Now, three years later, Intel is getting their defenses deployed. With Altera firmly in the family, the company has launched the long-promised new line of data center processors. Altera has launched its Stratix 10 and Arria 10 FPGAs, and now they are following with the software stack. The new announcement has three major components: The Acceleration Stack for Intel Xeon CPU with FPGAs, the Open Programmable Acceleration Engine (OPAE) Technology, and the Intel FPGA Software Development Kit (SDK) for OpenCL*
The Acceleration Stack for Intel® Xeon® CPU with FPGAs consists of software, firmware and tools, designed to make it easier to develop and deploy Intel FPGAs for workload optimization in the data center. It includes hardware interfaces and associated software APIs for interfacing Xeon processors to FPGAs.
Intel’s Open Programmable Acceleration Engine (OPAE) is “a software programming layer that provides a consistent API across FPGA product generations and platforms. It is designed for minimal software overhead and latency, while providing an abstraction for hardware specific FPGA resource details.” Intel has open sourced the technology in an attempt to gain broad adoption in the FPGA-based acceleration arena.
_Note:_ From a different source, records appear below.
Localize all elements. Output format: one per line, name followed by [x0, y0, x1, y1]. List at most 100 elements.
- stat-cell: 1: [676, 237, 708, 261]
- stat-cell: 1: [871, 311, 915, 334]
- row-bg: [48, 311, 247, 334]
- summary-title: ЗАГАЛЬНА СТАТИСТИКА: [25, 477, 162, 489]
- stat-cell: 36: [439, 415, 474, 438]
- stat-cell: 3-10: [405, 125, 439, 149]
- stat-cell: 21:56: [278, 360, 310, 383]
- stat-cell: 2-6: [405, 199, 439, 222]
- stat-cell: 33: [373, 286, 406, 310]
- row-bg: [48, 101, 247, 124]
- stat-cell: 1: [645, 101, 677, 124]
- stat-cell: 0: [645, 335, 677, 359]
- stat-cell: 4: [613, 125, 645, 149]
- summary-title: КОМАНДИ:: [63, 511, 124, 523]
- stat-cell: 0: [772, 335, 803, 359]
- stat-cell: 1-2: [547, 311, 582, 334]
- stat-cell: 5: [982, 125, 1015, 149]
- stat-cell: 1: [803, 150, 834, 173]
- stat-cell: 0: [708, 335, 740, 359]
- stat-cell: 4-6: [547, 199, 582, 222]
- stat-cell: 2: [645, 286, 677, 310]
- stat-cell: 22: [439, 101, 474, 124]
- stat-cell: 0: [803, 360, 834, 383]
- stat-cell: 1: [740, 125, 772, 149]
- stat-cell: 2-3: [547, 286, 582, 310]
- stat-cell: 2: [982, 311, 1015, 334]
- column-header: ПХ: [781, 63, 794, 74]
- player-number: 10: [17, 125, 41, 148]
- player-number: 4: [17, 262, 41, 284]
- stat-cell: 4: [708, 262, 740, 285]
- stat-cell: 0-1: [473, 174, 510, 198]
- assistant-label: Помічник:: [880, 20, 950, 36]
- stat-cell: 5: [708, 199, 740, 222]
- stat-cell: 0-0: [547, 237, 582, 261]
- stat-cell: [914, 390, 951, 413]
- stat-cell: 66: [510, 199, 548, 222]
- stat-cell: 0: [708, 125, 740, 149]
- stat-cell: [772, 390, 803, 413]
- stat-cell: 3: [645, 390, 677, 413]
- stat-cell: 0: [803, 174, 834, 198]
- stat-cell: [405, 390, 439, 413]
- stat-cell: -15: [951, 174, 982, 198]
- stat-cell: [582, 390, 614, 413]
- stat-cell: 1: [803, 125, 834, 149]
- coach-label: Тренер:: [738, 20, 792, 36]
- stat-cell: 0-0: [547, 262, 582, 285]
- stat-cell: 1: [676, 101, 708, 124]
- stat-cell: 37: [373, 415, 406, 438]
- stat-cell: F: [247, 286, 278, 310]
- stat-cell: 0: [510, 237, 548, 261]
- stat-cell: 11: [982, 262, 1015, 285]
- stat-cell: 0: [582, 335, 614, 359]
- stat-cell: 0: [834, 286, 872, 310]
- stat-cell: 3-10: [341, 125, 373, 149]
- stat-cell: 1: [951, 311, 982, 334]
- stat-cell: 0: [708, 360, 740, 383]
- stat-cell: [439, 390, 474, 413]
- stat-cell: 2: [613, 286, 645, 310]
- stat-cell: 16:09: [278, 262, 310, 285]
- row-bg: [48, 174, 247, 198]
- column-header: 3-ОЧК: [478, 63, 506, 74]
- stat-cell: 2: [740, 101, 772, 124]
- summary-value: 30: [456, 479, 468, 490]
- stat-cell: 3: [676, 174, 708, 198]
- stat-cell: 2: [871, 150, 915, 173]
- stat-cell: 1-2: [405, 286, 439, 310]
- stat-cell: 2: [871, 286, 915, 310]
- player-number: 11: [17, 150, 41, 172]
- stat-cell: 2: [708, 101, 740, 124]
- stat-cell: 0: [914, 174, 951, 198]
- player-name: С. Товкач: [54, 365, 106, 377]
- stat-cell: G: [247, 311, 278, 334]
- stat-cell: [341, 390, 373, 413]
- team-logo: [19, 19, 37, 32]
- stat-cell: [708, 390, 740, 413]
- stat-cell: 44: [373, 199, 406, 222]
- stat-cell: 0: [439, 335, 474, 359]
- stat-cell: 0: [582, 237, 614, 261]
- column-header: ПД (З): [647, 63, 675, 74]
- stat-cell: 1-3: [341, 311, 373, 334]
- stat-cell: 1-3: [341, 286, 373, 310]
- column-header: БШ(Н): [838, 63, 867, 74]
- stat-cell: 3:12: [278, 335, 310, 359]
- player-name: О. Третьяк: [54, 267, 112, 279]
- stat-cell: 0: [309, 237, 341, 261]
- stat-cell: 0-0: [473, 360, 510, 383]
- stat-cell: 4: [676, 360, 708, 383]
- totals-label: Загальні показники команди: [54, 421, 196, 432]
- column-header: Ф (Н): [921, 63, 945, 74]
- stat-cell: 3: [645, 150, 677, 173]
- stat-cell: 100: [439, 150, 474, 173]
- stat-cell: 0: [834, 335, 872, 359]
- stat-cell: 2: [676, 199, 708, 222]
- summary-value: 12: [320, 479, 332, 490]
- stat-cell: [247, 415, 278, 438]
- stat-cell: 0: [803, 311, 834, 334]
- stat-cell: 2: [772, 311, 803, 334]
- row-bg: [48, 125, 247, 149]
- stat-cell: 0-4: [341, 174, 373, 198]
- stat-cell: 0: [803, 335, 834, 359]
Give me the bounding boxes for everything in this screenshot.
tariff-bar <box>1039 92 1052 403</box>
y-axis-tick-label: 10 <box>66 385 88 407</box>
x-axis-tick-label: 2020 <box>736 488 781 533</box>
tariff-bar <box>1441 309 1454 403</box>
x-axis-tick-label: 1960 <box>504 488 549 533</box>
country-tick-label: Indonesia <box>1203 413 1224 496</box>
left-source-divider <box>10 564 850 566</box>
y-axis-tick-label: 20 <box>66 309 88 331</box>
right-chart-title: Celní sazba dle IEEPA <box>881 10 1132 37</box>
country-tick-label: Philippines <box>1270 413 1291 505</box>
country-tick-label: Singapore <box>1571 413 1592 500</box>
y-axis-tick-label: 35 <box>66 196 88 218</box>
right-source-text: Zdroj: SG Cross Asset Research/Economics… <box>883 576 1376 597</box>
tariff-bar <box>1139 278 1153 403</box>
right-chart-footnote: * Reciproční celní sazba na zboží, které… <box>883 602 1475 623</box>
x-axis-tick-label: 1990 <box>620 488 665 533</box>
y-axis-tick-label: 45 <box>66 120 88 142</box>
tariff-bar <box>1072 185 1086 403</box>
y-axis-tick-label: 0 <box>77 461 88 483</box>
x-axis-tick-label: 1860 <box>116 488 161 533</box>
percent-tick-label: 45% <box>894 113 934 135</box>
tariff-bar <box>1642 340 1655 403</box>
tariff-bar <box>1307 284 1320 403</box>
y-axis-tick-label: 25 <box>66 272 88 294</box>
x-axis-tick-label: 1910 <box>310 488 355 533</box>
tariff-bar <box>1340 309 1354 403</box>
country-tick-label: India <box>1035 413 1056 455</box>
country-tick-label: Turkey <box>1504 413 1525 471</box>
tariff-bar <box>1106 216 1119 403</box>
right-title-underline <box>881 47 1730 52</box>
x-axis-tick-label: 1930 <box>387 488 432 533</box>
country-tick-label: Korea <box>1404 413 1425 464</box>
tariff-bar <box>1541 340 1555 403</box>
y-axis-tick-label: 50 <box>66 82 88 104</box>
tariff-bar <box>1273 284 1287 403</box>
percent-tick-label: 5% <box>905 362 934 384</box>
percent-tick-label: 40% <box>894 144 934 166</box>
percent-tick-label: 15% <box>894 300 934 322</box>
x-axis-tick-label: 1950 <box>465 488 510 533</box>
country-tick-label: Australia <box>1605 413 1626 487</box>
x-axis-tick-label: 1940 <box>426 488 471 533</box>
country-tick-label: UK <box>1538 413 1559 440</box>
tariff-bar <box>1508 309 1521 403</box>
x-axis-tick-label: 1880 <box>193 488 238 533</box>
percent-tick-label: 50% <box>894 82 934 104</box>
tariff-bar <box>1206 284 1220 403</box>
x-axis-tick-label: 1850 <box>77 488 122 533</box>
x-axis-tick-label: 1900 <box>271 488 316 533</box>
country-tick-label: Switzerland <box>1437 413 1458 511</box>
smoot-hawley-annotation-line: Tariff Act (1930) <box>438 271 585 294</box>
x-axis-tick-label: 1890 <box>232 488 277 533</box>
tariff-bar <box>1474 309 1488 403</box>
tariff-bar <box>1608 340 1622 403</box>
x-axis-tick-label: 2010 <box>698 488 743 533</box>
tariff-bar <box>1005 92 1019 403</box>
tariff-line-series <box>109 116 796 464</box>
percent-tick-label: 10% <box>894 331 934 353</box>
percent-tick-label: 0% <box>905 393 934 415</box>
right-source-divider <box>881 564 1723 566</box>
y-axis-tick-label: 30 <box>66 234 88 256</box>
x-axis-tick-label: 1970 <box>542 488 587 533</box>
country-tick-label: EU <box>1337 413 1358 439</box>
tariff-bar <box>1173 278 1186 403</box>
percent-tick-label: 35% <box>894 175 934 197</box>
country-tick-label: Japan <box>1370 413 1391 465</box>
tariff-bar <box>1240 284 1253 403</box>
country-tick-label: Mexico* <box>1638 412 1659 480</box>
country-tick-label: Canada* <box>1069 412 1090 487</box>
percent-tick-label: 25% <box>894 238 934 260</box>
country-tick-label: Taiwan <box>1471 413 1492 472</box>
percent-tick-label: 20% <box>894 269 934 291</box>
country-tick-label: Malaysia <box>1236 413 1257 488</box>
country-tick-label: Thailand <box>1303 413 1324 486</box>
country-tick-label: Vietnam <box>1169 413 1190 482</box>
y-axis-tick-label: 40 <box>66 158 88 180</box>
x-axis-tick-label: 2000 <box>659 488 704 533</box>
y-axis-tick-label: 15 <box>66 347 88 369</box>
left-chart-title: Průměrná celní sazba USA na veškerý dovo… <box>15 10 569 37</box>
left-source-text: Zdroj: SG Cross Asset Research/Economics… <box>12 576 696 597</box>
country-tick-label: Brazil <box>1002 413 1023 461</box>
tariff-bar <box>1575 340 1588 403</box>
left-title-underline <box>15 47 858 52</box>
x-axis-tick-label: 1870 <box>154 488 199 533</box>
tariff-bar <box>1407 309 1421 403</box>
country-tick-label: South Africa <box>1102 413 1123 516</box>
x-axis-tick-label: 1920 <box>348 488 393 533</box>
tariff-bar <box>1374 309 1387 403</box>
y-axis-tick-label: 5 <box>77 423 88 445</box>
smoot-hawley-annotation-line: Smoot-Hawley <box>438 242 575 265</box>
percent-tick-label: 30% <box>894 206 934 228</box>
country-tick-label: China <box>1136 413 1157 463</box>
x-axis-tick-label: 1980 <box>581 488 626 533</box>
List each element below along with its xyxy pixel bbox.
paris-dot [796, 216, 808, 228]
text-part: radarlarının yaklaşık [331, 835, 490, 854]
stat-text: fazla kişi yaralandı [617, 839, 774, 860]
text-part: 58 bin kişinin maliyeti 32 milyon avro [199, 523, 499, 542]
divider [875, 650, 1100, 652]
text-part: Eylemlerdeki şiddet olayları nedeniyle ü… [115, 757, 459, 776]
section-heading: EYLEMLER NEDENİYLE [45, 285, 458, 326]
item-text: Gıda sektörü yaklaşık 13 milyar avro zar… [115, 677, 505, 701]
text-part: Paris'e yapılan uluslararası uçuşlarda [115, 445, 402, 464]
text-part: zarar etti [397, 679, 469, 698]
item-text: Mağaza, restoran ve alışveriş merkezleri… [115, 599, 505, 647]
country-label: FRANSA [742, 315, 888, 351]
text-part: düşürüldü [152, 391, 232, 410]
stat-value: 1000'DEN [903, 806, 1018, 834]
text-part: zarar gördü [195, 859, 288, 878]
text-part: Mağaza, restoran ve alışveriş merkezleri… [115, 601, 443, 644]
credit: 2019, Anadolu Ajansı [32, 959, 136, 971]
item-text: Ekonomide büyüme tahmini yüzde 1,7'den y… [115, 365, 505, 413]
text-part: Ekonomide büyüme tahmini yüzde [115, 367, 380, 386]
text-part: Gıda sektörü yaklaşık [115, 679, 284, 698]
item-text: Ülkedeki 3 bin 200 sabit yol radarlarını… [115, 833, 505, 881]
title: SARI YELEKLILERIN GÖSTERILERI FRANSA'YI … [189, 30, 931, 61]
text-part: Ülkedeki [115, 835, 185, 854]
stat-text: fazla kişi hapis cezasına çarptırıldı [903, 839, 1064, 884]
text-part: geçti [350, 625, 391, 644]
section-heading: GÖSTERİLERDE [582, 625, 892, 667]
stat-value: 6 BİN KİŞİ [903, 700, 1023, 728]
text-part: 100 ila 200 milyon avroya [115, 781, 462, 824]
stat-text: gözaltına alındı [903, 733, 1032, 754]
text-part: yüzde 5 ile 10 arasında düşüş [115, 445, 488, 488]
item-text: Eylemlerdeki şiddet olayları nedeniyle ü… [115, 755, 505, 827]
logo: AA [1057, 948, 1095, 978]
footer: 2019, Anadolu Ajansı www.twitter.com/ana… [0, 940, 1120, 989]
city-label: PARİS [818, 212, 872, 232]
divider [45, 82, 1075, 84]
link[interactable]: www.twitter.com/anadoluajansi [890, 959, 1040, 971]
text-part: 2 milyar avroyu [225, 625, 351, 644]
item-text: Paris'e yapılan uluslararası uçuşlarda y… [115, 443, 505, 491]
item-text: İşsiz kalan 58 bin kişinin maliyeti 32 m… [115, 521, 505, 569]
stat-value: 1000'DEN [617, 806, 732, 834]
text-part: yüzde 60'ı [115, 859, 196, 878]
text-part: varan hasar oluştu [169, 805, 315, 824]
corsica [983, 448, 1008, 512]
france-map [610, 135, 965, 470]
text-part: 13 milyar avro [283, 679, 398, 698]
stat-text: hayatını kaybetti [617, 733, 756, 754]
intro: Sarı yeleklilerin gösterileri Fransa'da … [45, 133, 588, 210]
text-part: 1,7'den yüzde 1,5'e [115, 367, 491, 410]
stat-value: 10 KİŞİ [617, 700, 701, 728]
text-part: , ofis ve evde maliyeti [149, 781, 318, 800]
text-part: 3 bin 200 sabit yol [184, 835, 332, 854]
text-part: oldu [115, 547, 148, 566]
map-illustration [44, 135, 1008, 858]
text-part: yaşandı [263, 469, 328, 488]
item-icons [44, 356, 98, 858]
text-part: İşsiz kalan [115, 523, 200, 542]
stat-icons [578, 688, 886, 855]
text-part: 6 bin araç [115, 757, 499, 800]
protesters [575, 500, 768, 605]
The Intel® FPGA SDK for Open Computing Language (OpenCL™) is kit that abstracts away the RTL-based FPGA development process using a higher level software development flow. It allows you to emulate your OpenCL C accelerator code on an x86-based host, and it gives a detailed optimization report with specific algorithm pipeline dependency information. This lets you develop your OpenCL in a tight iteration loop on an x86 machine without having to run through the much longer synthesis->place-and-route FPGA flow until the end. Intel says you can also “leverage prewritten optimized OpenCL or register transfer level (RTL) functions, calling them from the host or directly from within your OpenCL kernels.”
It is impossible to overstate the importance of this development flow in the adoption of FPGA acceleration in data centers. Competitively, Altera had a big head start with OpenCL prior to the Intel acquisition, and Xilinx has played catch-up in that arena. On the other hand, Xilinx was out first with a comprehensive development stack similar to the one Intel just announced. One clear advantage Intel enjoys is the dominance of Xeon/x86 in the data center, and their ability to pair tool flows with that architecture.
In the past, we talked a lot about the importance of the ability to run legacy data center software on an accelerated platform. But because of the rapid uptake of new applications – particularly AI and neural networks – legacy code may end up being much less important than performance, power-efficiency, and portability of AI applications. Rather than wooing the software developers, it may be the data scientists with the most clout in future data center decisions who need to be convinced of the viability of an accelerated data center platform.
Both camps have scored significant early victories in this computing revolution. Xilinx won well-publicized sockets in Baidu and Amazon, Intel/Altera have had a number of high-profile victories at Microsoft, and there are undoubtedly other deals on both sides that have not been publicized. It is interesting to note that there is a bit of an architecture difference emerging between the two camps, with Intel/Altera leaning toward a paired architecture where one FPGA is paired with one Xeon. Xilinx is showing up in pooled architectures where a pool of many FPGAs is deployed as a networked resource. It’s unclear how much impact this difference will have on those developing applications for these two architectures, or what the real-world performance and efficiency differences will be. It will be interesting to watch.